Elaborately decorated cut steel hilt with knuckle guard, quillon and half shell guard being integral, a large 'S' scroll branch linking cross guard and knuckle guard. The pommel is integral with the backstrap to the grip and is located at its base inside a ferrule. All the metalwork of the hilt is pierced to create a mixture of plain straps and straps in the form of linked paterae, all fitted with facetted and polished steel studs rivetted or screwed into place. The dense, dark wood (ebony?) grip is finely carved in relief and, on the inside, incorporates a cartouche bearing the monogram 'PL', possibly that of Pietro Leopoldo (1747-92), Grand Duke of Tuscany and later Emperor of Austria.


Blade: single edged, curved, with wide fuller both sides, pattern welded to create a herringbone effect. The inside face is polished and etched near the hilt with decorative elements and an inscription
' R'al Manifattura di Napoli', the arms factory of Ferdinand IV.

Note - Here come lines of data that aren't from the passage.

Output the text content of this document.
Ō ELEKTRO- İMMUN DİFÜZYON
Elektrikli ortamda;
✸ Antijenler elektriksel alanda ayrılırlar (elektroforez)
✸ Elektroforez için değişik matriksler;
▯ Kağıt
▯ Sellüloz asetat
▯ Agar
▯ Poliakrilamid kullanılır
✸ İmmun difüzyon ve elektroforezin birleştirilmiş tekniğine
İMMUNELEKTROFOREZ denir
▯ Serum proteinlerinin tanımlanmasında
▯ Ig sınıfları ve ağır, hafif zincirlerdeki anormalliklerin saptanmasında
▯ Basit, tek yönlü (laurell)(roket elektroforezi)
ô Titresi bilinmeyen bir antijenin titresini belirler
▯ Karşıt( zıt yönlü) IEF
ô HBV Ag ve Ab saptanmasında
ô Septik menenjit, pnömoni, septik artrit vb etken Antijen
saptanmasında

scabbard : all steel, fitted with two suspension mounts, a small mouthpiece and a shoe, each decorated in similar fashion to the hilt. The four corners of the scabbard are finely file cut along their whole length.

Dimensions

Dimensions: Sword: overall length: 935 mm: blade length: 805 mm Weight: Sword: 1010 g, Scabbard: 540 g

Associations

Bibliographic References

C. Calanandrei, Armi Bianche Militari Italiane 1814-1950, Editoriale Olimpia, Florence, 1987, p. 351 (illus.), 2nd edn, idem., 1999, p. 494.

Notes

Two sabres with similar hilts are in the Musée de lArmée, Paris, inv. no J.497 (both have same number - see photocopied photos and letter from A.V.B. Norman, May 1991, on inv. file). On one the guard is made up of two S-scrolls. According to inf. from G.M. Wilson, Oct. 1990, these are mourning swords (MS note by GR in IBE).
According to Brian Gilmour this is an important example of late manufacture of a pattern-welded blade (pers. comm. to Sarah Bevan, 1989). It is not clear whether the Musée de lArmée examples also have pattern-welded blades (probably not) and this needs checking (PJL, 15/03/99).
According to Calamandrei (1999: 494) it was earlier sold at auction by Hermann Historica OHG in 1984.
Found with 'Louisville' label attached, but no entry in FLOC so assumed not to be required and label removed. (PJL, 29/10/03).